I have a service that uses ktor + websockets + bro...
# coroutines
p
I have a service that uses ktor + websockets + broadcast channel. After some hours it stops responding to http requests and
Copy code
sayX()
GlobalScore.launch(Dispatchers.Default) { sayY() }
triggers X but not Y... it looks like the whole coroutines engine goes down. Is that possible?
d
Dispatchers.Default
uses a fixed number of threads, so if you call blocking APIs in it, then something like this might happen. Also if you have lots of long running cpu-intensive operations, this can happen too.
But based on the technologies you're using, I doubt either of those are in play here.
p
right, no CPU intensive operations at all here
d
Do you do a lot of `launch`es?
p
broadcast channels are still experimental, maybe I found a bug there, but everything just stalls silently so it's hard to figure out what's happening
once every 10 min
and the application's coroutines stop working after ~10h
the HTTP API sends empty responses, the launches don't trigger their content and the websocket goes down
d
I reckon it's a ktor issue as supposed to broadcast channels.

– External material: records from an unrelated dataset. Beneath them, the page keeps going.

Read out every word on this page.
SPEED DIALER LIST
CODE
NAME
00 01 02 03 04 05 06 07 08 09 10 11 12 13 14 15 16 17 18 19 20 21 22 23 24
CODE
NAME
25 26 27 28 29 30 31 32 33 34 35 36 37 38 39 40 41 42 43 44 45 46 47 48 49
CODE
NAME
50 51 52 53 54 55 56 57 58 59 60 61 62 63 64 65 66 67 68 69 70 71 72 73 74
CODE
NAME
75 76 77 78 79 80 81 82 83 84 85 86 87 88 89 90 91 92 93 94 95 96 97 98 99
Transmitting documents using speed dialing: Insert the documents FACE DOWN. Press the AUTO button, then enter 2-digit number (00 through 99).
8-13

Have you tried using a different dispatcher to see if the behaviour changes?
p
no, but I don't think the ktor API uses the default dispatcher for its features and that one stalls as well
d
If you use
<http://Dispatchers.IO|Dispatchers.IO>
and the stalls happen less or don't happen, then there's an implementation bug. If nothing changes, then maybe the broadcast channel isn't being used correctly.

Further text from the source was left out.